Coryn Rivera (UnitedHealthcare) reportedly fell twice but remounted and continued.

A huge crash with 23km to go took down some 20 riders, among them Severine Ereaud (Poiteau-Charentes.Futuroscope.86) and a number of riders from the Rabo-Liv squad of world champion Pauline Ferrand-Prevot.

With two laps remaining the rain worsened and the greatly reduced pack — perhaps half the 120 starters — was bunched together. A few failed attacks and one lap later the bunch got the bell for one lap to go, with Bigla Pro Cycling setting the tempo.

As the pace ramped up the bunch shrank further, to perhaps a third of its original size.

Then van der Breggen had a go on the long drag up to the Arc de Triomphe, and she opened a big gap.
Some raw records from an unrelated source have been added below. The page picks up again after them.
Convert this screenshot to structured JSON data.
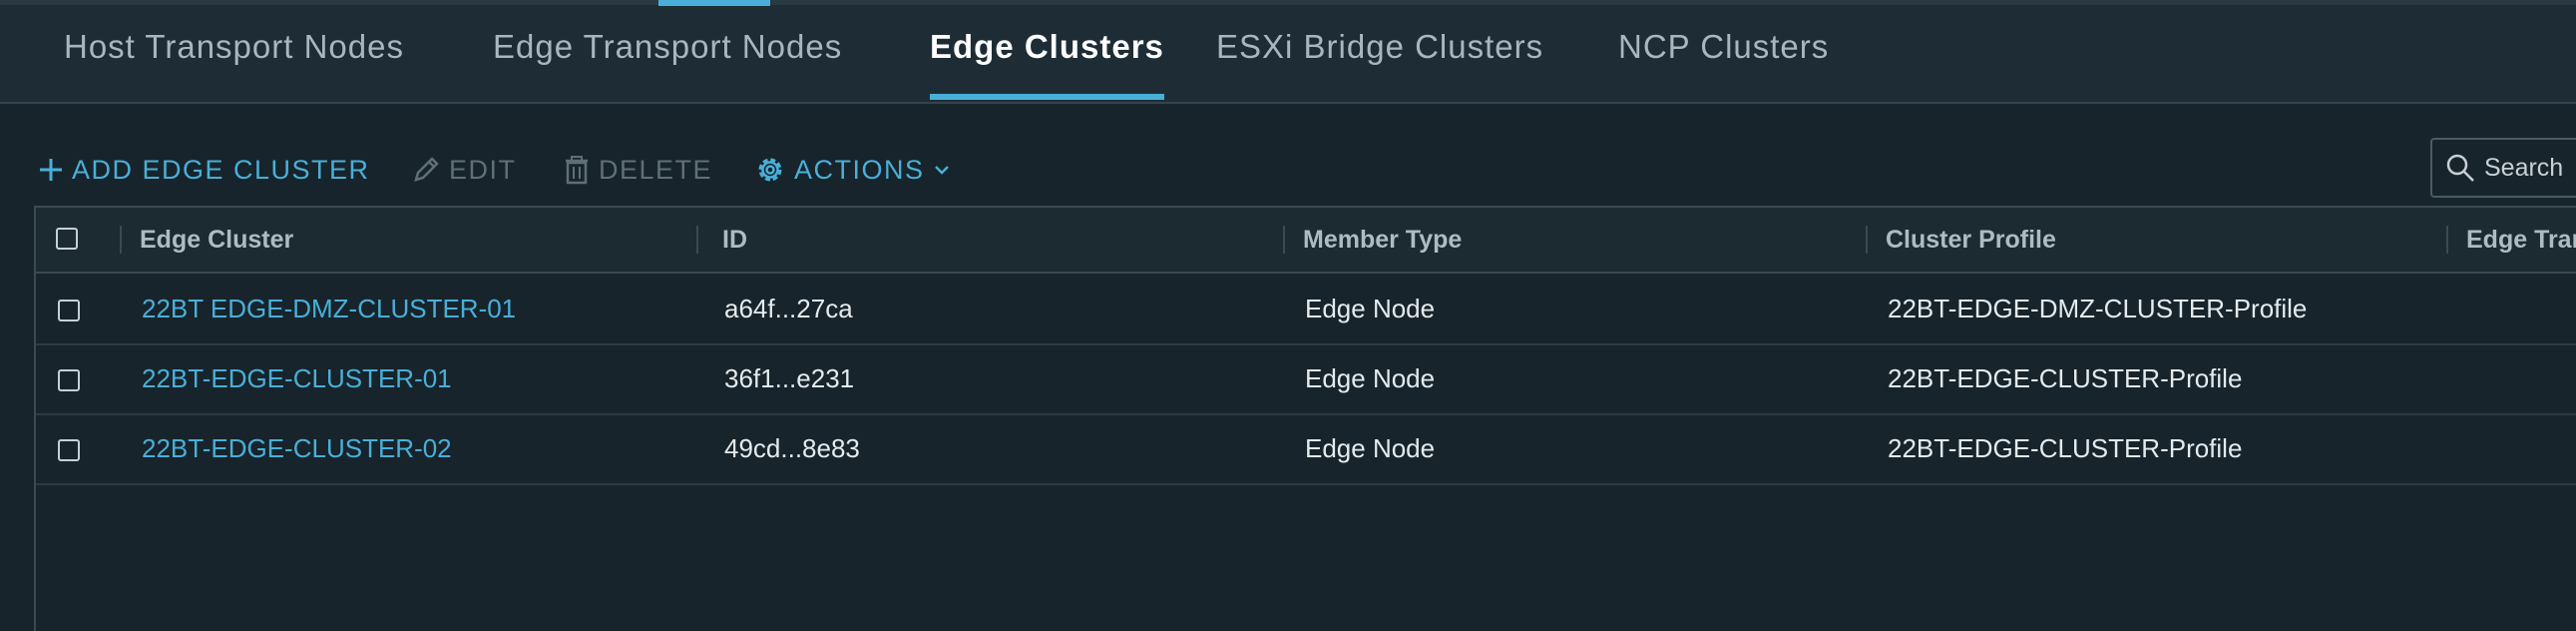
{
  "tabs": [
    {
      "label": "Host Transport Nodes",
      "active": false
    },
    {
      "label": "Edge Transport Nodes",
      "active": false
    },
    {
      "label": "Edge Clusters",
      "active": true
    },
    {
      "label": "ESXi Bridge Clusters",
      "active": false
    },
    {
      "label": "NCP Clusters",
      "active": false
    }
  ],
  "toolbar": {
    "add_label": "ADD EDGE CLUSTER",
    "edit_label": "EDIT",
    "delete_label": "DELETE",
    "actions_label": "ACTIONS",
    "search_label": "Search"
  },
  "grid": {
    "columns": [
      "Edge Cluster",
      "ID",
      "Member Type",
      "Cluster Profile",
      "Edge Trar"
    ],
    "rows": [
      {
        "name": "22BT EDGE-DMZ-CLUSTER-01",
        "id": "a64f...27ca",
        "member_type": "Edge Node",
        "profile": "22BT-EDGE-DMZ-CLUSTER-Profile"
      },
      {
        "name": "22BT-EDGE-CLUSTER-01",
        "id": "36f1...e231",
        "member_type": "Edge Node",
        "profile": "22BT-EDGE-CLUSTER-Profile"
      },
      {
        "name": "22BT-EDGE-CLUSTER-02",
        "id": "49cd...8e83",
        "member_type": "Edge Node",
        "profile": "22BT-EDGE-CLUSTER-Profile"
      }
    ]
  },
  "colors": {
    "accent": "#49afd9",
    "background": "#17242b",
    "disabled": "#5f6f78"
  }
}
With less than 4km to go, van der Breggen — the winner of this year’s women’s Flèche Wallonne, Omloop Het Nieuwsblad and Giro d’Italia — had a dozen seconds over the Boels Dolmans-led pursuit.

The chase cut that advantage in half with 2km remaining. Coming out of the tunnel and onto the finishing stretch van der Breggen still had six seconds’ advantage — and yet another crash disrupted the chase, taking down the world champion, among others.

Van der Breggen hit the red kite alone and thundered toward the line. She was running out of gas with 200 meters to go and the bunch closing in — but she held on for the win ahead of Jolien d’Hoore (Wiggle Honda) and Amy Pieters (Liv-Plantur).

“It was really slippery here and there,” she said. “I knew the peloton behind me would pull out all the stops. But winning here is well worth it.”

D’Hoore, who crashed once, said the slick conditions made for “nervous racing.”

“It rained from the start, and also in the last lap it was hard to control the race and to get organized for the sprint, because of the weather,” she said.

“So that’s why Anna took her chance, and it was perfect for her. Everybody was looking at each other, and nobody really took on the responsibility. We, in the team, had difficulty finding each other in the final, and that’s why she could hold the gap. It was a good job by Anna van der Breggen, she was strong.”